Step 2: Configure the Operator Device

  1. Install WireGuard on your PC or smartphone:
    • Ubuntu/Debian: sudo apt install wireguard
    • Windows/macOS: Download from WireGuard
    • Android/iOS: Install the WireGuard app from the Google Play.
  2. Create a client configuration file: 
    [Interface]
PrivateKey = yIxxxxxxxxxxxxxxxxxxxxxxxxxxxxxxxxxxxxxxG4=
Address = 10.253.0.3/24

[Peer]
PublicKey = lYxxxxxxxxxxxxxxxxxxxxxxxxxxxxxxxxxxxxxx08=
AllowedIPs = 10.253.0.0/24
Endpoint = <VPS_PUBLIC_IP>:51820
PersistentKeepalive = 25
    • Replace PrivateKey and PublicKey values.
    • Replace <VPS_PUBLIC_IP> with your VPS’s public IP address.
  3. Activate the VPN tunnel:
    • On Windows: Run WireGuard application and activate new connection
    • On Linux: wg-quick up ./client.conf
    • On mobile: Import the config file into the WireGuard app and activate.

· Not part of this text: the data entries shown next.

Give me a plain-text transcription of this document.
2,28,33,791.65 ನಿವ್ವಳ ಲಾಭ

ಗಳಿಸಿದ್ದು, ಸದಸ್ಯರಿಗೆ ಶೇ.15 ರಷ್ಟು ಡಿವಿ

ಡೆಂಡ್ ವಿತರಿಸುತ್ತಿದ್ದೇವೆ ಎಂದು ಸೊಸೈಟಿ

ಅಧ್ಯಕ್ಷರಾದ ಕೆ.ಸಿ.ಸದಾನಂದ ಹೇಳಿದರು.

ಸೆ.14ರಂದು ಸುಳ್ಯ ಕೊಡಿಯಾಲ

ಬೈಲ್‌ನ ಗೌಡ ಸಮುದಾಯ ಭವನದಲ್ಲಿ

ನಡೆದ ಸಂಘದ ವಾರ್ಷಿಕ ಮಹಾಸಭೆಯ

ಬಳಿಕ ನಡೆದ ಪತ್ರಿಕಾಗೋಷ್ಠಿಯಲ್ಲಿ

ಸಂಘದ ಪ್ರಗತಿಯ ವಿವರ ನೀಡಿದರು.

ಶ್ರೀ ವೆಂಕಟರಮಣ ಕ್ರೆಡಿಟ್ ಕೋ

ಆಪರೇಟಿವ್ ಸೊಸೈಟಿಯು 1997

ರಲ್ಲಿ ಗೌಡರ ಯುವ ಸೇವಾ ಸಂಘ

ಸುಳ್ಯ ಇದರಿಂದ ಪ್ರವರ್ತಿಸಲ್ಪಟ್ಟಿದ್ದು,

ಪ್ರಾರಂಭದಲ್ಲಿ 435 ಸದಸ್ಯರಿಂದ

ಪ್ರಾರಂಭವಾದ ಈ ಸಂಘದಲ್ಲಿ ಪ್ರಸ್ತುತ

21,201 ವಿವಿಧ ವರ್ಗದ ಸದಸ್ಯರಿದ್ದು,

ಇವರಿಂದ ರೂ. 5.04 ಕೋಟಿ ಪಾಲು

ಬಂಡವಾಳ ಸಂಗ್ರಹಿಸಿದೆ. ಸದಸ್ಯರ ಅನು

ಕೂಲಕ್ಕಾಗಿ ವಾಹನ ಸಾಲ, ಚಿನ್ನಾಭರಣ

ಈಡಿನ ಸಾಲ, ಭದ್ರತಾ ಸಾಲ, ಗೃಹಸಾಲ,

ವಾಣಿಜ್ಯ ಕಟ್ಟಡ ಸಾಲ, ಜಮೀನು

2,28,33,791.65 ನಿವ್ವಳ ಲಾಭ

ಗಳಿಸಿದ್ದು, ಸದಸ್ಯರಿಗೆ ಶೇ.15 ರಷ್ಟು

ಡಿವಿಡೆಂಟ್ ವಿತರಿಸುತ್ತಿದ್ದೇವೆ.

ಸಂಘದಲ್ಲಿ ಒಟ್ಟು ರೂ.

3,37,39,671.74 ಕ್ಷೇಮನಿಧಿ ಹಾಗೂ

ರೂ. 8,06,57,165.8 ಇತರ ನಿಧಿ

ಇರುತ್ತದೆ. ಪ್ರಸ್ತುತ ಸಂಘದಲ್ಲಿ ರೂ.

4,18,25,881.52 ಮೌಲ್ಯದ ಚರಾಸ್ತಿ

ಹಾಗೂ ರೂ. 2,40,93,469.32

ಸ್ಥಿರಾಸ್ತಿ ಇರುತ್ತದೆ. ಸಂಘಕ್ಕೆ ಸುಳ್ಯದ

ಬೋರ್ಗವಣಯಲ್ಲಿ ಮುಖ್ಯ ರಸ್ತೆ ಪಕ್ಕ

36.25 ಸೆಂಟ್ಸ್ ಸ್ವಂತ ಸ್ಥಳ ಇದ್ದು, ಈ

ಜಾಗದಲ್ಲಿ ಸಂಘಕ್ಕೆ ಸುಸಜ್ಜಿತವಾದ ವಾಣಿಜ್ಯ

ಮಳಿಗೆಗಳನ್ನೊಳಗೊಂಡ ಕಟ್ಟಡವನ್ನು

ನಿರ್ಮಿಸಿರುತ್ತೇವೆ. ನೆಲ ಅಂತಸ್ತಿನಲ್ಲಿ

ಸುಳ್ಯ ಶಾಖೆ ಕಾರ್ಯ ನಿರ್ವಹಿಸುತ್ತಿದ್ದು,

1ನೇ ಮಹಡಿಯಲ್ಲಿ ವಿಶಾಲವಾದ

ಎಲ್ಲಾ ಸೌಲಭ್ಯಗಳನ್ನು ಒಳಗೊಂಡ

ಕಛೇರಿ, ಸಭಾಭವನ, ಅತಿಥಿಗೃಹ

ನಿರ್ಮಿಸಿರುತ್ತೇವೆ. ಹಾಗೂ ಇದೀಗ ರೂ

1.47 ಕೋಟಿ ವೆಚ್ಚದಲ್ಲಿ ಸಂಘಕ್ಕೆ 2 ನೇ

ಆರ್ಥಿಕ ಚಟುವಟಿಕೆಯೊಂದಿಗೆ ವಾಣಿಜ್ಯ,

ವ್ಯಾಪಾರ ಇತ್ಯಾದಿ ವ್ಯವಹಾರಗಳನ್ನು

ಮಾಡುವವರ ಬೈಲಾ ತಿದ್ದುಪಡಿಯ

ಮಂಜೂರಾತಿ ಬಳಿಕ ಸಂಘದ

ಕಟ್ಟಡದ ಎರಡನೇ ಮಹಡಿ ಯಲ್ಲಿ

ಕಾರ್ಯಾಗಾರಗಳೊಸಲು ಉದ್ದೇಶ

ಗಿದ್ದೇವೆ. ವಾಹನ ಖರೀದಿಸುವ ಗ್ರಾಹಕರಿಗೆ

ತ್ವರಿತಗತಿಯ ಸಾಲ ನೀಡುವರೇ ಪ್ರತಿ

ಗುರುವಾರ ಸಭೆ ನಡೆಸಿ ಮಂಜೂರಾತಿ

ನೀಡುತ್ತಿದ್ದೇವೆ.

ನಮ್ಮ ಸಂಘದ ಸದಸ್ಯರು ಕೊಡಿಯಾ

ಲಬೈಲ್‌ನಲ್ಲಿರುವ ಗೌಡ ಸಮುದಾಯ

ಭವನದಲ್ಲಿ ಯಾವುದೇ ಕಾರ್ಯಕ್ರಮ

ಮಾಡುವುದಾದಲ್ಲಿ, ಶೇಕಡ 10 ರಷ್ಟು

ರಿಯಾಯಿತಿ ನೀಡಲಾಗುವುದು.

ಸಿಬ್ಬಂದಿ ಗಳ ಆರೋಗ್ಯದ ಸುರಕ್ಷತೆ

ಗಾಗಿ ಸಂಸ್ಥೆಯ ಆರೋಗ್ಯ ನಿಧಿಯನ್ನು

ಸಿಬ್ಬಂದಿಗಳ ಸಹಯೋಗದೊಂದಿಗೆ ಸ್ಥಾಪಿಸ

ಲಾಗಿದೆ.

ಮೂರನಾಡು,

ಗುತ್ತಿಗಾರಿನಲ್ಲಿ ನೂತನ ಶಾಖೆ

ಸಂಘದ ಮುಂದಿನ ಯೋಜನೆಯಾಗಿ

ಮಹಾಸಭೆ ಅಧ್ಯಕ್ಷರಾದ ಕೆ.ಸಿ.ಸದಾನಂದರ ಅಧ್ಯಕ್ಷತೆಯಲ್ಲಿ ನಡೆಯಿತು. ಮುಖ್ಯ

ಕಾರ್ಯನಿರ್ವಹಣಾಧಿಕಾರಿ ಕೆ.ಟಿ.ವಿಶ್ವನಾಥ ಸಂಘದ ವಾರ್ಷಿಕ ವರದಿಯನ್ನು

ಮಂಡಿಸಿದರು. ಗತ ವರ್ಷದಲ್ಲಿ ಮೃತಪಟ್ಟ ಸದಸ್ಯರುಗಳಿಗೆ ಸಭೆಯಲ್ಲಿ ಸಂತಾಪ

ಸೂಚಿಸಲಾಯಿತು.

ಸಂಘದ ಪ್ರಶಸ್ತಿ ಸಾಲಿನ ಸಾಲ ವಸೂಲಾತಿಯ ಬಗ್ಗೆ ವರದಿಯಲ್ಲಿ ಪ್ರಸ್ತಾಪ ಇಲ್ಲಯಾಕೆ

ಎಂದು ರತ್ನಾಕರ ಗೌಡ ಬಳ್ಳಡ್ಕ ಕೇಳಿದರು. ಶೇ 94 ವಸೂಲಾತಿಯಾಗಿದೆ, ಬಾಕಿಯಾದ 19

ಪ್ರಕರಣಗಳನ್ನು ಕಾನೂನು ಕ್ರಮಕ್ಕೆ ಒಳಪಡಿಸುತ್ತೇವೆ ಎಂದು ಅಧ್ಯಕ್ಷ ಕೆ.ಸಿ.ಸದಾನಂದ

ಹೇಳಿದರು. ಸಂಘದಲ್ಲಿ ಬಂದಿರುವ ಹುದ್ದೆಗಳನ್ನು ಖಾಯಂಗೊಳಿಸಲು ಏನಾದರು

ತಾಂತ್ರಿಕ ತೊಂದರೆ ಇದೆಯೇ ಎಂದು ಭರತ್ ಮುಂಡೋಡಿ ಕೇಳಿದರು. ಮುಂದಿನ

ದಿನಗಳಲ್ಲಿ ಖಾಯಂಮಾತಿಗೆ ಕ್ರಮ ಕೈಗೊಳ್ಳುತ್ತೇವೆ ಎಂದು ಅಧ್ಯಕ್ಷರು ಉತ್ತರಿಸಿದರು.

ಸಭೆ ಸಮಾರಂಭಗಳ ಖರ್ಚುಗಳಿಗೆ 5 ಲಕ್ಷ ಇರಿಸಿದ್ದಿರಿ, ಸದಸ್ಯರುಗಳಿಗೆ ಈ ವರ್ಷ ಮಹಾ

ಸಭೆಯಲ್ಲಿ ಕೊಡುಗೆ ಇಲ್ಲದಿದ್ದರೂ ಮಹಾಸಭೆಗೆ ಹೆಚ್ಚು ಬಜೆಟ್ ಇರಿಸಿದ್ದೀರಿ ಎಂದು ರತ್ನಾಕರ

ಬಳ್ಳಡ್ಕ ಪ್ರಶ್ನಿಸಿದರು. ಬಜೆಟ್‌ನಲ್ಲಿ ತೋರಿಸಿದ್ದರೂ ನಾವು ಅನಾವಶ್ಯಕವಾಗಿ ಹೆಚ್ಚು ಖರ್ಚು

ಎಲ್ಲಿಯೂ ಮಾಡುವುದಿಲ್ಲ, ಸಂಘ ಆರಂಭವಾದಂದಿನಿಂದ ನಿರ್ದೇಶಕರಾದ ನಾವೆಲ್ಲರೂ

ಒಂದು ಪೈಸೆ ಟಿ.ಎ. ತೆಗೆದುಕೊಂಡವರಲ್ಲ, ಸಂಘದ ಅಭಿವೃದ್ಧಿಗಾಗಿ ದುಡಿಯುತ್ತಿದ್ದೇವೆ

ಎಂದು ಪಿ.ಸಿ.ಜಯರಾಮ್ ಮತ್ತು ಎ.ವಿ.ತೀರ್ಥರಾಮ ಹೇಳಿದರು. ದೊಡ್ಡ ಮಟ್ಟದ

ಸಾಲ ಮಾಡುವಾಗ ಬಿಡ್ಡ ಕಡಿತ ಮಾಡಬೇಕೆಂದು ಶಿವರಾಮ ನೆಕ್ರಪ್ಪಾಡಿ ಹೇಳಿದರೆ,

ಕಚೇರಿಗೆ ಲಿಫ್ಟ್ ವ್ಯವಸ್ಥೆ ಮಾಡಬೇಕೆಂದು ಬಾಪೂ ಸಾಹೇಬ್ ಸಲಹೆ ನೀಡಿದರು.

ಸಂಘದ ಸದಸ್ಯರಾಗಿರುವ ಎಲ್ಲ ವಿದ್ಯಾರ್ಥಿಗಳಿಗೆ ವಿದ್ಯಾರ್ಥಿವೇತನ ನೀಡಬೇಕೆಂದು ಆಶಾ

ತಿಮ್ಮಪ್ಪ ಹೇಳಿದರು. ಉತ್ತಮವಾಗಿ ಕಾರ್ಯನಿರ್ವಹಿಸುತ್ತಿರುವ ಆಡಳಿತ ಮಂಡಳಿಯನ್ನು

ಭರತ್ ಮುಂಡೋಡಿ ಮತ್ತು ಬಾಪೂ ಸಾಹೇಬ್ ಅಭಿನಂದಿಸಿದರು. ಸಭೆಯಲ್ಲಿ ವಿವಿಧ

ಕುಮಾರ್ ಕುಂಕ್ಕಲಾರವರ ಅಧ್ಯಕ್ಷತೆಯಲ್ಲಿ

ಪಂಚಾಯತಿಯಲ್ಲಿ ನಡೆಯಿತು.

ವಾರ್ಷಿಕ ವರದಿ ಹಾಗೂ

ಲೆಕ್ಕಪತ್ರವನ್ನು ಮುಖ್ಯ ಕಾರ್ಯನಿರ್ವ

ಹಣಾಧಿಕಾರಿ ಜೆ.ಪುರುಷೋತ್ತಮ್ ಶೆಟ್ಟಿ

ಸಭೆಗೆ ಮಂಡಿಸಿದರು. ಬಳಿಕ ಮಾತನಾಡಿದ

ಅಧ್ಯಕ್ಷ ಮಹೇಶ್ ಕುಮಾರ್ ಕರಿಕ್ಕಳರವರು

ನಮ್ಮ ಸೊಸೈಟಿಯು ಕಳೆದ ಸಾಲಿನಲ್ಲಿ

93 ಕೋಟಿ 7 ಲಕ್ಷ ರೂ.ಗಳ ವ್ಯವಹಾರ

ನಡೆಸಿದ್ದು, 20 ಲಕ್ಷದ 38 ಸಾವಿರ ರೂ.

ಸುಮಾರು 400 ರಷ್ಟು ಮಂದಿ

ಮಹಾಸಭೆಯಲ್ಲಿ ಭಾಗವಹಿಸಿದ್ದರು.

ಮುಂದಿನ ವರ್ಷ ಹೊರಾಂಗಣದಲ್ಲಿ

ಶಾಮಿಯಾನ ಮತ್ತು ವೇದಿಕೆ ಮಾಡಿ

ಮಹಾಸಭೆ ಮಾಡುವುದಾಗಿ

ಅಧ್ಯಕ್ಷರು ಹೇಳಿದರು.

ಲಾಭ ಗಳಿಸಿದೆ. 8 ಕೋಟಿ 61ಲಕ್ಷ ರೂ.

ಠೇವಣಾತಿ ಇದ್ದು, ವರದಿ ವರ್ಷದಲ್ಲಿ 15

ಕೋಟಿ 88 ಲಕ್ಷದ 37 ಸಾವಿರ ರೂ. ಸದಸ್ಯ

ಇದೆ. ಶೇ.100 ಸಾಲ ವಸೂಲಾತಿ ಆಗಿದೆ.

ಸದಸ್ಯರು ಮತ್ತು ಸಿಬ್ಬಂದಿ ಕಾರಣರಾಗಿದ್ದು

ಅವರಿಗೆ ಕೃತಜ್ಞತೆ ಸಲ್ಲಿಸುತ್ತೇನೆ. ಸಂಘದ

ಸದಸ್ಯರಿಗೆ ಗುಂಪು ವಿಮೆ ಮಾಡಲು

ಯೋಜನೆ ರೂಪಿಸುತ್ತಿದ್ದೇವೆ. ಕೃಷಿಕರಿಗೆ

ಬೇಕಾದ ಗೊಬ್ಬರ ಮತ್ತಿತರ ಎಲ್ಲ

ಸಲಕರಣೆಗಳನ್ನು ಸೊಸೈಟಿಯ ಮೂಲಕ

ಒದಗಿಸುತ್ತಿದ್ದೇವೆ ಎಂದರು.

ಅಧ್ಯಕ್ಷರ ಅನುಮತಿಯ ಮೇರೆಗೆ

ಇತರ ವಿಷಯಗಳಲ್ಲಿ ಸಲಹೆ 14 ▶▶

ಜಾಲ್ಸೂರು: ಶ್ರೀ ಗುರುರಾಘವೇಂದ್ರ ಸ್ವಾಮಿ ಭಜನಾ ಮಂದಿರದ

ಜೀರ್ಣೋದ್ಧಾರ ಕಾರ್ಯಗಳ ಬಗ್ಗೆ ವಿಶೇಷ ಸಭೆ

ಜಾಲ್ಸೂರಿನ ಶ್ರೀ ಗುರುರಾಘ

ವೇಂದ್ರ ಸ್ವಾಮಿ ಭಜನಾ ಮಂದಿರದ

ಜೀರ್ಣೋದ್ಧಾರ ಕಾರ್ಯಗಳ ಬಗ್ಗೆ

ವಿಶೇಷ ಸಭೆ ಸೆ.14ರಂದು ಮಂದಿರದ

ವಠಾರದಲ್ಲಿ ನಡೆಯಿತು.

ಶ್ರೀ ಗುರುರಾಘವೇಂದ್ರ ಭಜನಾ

Step 3: Configure the Drone’s OpenIPC Camera

  1. Access the camera’s web interface (default IP via DHCP).
  2. Navigate to Extensions > WireGuard and set: 
    [Interface]
PrivateKey = QExxxxxxxxxxxxxxxxxxxxxxxxxxxxxxxxxxxxxxXY=

[Peer]
PublicKey = lYxxxxxxxxxxxxxxxxxxxxxxxxxxxxxxxxxxxxxx08=
AllowedIPs = 10.253.0.0/24
Endpoint = <VPS_PUBLIC_IP>:51820
PersistentKeepalive = 25
    • Replace PrivateKey and PublicKey values.
    • Replace <VPS_PUBLIC_IP> with your VPS’s public IP address.
  3. Update the network interface configuration: 
    auto wg0
iface wg0 inet static
   address 10.253.0.2
   netmask 255.255.255.0
   pre-up modprobe wireguard
   pre-up ip link add dev wg0 type wireguard
   pre-up wg setconf wg0 /etc/wireguard.conf
   post-down ip link del dev wg0
  4. Reboot the camera to apply changes.

Step 4: Verify Connectivity

  • Ping the drone’s VPN IP (10.253.0.2) from the operator device (10.253.0.3).
  • Ensure the camera’s web interface is accessible over the VPN.
  • Test UDP communication using the QuadroFleet desktop or mobile application.

Notes

  • Use a VPS with low-latency connectivity (e.g., AWS, DigitalOcean or IONOS VPS for 1$/mo) for optimal performance.
  • Installing a VPN Server on the local PC will reduce latency, but it means more configuration difficulties.
  • If using a local PC as the VPN server, configure port forwarding (51820/UDP) on your router.
  • Ensure the SIM card has sufficient data and supports 4G/5G in your area.